On This Day in Aviation History

On This Day in Aviation History

1867 – Birth of René Hanriot, French racing driver, early aviation pioneer and aircraft designer.

1912 – Death of Arthur Laibel “Al” Welsh, a Jewish, Russian-born American pioneer aviator and the first flight instructor for the Wright Brothers; he is killed in the crash of his Wright Model C along with Leighton Wilson Hazelhurst, Jr., another pioneer in U.S. aviation history.

1926 – First flight of the Ford Trimotor (also called the “Tri-Motor”, and nicknamed “The Tin Goose”), an American three-engined transport plane.
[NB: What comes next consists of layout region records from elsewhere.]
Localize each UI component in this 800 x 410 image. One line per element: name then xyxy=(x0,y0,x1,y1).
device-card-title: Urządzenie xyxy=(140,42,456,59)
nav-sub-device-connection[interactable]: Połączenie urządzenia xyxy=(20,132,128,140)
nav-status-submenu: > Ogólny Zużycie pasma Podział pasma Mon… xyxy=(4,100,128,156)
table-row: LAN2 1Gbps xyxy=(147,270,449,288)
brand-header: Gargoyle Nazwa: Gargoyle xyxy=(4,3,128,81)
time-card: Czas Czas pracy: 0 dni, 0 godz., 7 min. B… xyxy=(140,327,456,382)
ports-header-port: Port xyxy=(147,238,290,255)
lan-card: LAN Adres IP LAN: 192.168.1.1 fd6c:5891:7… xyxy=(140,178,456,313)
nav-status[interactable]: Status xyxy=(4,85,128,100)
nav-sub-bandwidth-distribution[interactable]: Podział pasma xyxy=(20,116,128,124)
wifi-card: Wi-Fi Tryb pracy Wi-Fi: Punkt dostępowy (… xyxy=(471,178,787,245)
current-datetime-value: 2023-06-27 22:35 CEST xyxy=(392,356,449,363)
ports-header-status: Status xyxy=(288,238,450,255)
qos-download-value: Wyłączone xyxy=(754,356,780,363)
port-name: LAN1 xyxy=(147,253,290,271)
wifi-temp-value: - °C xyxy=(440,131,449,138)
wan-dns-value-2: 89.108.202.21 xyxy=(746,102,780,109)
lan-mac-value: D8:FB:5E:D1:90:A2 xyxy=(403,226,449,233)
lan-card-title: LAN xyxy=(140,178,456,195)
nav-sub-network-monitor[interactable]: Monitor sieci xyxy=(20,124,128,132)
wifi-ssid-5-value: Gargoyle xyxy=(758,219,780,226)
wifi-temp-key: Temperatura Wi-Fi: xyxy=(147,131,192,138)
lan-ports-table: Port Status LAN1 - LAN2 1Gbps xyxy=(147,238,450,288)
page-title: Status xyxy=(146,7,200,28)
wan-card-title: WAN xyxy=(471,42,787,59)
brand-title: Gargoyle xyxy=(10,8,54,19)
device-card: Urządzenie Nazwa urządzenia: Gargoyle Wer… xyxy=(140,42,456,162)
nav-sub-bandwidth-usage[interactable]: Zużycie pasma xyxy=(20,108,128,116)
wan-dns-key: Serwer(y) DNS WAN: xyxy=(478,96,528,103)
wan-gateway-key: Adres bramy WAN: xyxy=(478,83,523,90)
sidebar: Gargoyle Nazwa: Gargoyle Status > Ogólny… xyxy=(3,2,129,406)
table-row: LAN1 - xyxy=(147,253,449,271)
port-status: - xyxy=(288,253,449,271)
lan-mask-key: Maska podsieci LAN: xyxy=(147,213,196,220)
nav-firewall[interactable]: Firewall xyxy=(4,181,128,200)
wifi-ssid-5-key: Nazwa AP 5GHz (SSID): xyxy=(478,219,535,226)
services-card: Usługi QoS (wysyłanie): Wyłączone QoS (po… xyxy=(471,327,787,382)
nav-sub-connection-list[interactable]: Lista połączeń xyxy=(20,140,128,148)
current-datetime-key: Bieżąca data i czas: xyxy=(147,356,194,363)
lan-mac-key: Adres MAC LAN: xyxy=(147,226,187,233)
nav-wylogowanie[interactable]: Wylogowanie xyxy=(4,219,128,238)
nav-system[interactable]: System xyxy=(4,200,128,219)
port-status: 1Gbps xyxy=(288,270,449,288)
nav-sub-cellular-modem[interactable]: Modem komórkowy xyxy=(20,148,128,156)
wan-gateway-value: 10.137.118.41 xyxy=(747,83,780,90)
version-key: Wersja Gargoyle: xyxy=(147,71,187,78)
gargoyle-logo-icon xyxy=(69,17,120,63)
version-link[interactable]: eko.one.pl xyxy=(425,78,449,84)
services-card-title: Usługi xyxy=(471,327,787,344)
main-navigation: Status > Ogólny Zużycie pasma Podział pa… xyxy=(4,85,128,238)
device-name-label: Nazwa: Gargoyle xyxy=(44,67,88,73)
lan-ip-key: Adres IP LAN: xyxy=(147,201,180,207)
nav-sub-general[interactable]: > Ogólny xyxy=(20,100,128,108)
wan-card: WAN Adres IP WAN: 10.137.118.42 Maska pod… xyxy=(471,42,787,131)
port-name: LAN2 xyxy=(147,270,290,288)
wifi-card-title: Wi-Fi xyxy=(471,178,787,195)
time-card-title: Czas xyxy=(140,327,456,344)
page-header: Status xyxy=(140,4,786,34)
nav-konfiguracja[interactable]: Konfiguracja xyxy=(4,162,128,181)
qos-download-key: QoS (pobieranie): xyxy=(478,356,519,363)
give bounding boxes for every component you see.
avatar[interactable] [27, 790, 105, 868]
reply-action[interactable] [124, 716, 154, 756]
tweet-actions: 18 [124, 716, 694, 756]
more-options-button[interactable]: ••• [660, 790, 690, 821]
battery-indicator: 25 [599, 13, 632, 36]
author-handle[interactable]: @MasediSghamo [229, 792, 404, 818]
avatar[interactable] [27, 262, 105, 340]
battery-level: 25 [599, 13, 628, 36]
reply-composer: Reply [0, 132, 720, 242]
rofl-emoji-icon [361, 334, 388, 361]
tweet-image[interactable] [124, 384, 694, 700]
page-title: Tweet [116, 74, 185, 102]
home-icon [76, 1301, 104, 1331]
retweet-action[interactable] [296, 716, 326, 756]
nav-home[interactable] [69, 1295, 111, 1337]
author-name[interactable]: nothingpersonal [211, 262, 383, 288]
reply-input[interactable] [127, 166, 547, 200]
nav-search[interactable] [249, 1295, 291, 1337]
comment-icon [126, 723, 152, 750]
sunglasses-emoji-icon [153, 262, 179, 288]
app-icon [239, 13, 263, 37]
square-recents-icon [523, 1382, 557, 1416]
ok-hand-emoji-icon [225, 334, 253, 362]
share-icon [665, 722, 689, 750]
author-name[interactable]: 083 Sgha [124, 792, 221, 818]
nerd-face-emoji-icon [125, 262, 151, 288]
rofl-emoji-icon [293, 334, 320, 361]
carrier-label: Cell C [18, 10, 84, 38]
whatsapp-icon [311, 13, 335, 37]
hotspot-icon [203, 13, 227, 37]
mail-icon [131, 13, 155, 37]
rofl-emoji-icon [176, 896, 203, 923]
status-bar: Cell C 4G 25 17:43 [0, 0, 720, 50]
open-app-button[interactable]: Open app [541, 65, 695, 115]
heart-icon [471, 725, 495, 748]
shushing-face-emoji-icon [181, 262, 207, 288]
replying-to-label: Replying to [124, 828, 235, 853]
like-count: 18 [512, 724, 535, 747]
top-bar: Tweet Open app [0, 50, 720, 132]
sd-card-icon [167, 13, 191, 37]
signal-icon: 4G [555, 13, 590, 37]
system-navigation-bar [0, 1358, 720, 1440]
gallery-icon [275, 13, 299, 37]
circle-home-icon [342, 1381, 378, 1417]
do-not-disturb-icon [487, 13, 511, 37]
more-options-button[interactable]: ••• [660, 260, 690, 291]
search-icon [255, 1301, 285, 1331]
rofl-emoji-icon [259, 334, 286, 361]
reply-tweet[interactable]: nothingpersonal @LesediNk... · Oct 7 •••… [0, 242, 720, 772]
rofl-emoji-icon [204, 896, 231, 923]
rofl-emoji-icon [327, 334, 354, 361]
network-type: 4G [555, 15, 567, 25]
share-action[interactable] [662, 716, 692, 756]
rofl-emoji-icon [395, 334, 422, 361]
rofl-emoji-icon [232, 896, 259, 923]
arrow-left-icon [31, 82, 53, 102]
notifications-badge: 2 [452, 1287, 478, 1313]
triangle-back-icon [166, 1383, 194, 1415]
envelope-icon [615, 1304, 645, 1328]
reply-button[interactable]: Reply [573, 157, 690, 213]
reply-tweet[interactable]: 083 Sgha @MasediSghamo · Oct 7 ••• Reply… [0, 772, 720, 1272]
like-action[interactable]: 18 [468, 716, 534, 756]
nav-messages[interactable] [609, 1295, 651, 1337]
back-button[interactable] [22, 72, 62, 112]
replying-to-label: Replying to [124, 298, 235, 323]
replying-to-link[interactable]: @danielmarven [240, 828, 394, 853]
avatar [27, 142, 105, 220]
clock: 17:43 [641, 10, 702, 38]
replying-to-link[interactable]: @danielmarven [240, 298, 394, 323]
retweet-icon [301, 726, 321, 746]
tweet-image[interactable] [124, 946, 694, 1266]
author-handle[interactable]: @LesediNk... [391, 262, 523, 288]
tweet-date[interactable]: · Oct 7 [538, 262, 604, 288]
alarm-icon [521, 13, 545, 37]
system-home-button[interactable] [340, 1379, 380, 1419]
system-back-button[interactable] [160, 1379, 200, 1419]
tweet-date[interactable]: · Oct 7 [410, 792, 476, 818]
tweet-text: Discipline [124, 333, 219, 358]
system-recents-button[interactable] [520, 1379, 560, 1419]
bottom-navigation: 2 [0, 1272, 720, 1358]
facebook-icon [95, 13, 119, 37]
1933 – Spanish aviators Mariano Barberán y Tros de Ilarduya, Joaquín Collar Serra and Modesto Madariaga lands the “Cuatro Vientos” (a specially built Br.19 TF Super Bidon) in Camagüey, Cuba, after a transatlantic flight of 4,548 miles and nearly 40 hours from Spain.

1971 – British pilot Sheila Scott (shown above) takes off for the first flight by a light plane from equator to equator via the North Pole. Flying in a Piper Aztec D, she covers 34,000 miles.

1991 – The first crash involving a Bell-Boeing Osprey occurs when the fifth MV-22 three minutes into its maiden flight at a Boeing flight test facility at Wilmington, Del., suffers problems with the gyros and crashes into the ground from a 15-foot hover during an attempted landing. Two crew eject and survive. Two of the three roll-rate gyros had been wired in reverse.